Alors que le claveciniste Clément Goeffroy accorde une dernière fois son instrument, la violoniste Josèphe Cottet n’hésite pas à prendre la parole et, par son humour et sa sympathie communicative, créer de suite une relation conviviale et détendue avec le public. C’est également dès l’introduction instrumentale que l’on sent une belle et joyeuse énergie émaner de l’ensemble, dont les gestes et les regards trahissent une complicité qui ne peut que s’entendre. Les trois musiciens interprètent les différents extraits d’œuvres avec une réelle exigence musicale, dont on sent la recherche de couleurs et de reliefs. Ces intermèdes musicaux ne se veulent pas seulement être des illustrations figuratives aux propos des trois musiciens-conteurs mais très certainement des évocations, laissant plus libre cours aux imaginaires de chacun. Malgré la canicule, dont souffrent particulièrement les instruments à cordes, surtout ceux anciens, les instrumentistes portent un soin redoutable à la justesse, n’hésitant toutefois pas à prendre le temps de se réaccorder.

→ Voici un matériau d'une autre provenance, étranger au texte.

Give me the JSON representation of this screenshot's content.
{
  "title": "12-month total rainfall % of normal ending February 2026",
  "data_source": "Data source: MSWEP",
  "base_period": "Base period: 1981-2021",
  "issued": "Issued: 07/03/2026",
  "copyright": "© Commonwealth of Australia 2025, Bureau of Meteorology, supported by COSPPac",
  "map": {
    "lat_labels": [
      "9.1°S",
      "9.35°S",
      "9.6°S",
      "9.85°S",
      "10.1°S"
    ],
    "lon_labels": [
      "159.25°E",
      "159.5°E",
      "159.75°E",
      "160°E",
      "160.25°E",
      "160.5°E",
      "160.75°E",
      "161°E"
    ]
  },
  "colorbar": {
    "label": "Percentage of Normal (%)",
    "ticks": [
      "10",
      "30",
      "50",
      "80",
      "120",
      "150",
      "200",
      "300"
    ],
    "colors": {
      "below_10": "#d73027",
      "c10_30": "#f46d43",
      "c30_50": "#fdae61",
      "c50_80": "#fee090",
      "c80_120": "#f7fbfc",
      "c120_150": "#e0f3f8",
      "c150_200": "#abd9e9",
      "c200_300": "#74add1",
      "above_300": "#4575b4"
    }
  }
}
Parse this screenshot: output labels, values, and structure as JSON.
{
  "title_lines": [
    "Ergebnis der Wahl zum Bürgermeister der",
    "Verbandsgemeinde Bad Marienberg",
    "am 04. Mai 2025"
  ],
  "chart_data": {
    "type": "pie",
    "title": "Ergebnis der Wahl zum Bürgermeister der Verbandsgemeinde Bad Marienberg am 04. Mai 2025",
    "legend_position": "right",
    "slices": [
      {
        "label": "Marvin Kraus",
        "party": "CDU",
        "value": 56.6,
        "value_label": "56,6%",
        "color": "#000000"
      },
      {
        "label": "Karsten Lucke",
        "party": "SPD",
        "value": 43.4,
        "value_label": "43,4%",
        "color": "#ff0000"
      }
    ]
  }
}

Il faut saluer également les talents de récitants de l’Escadron, voire de comédiens car ils n’hésitent pas à agrémenter leur conte de petits gestes et mimiques parfois horripilantes. Le texte en prose, bien qu’étant une traduction du dialecte napolitain, est également rempli de savoureuses subtilités et images poétiques. L’auditeur retiendra certainement quelques passages, tel le déchirant adieu de Canneloro à son frère Fonzo par la viole de gambe d’Antoine Touche, expressivement moëlleuse de son et de musique ou admirablement virtuose lors de l’emprisonnement de Canneloro par le malicieux ogre ; le toucher sautillant et plein de vie de Clément Geoffroy ; l’assurance agile de Josèphe Cottet. Il est sans doute dommage que les extraits soient un peu trop longs pour convenir à un jeune public.

Farceur, le trio avait certes promis un programme entièrement dédié à J.S. Bach mais n’a pu s’empêcher (de leur propre aveu) d’y glisser deux œuvres qui ne lui appartiennent pas : l’œuvre finale est de Jean-Chrétien Bach (1735-1782) et le moment du feu dans la grotte est illustré par le premier mouvement d’une Sonate en trio d’Antonio Vivaldi (1678-1741). Sous les chauds applaudissements du public conquis, les instrumentistes offrent en bis les deux autres mouvements de ce trio, y manifestant indéniablement leur aisance dans ce répertoire.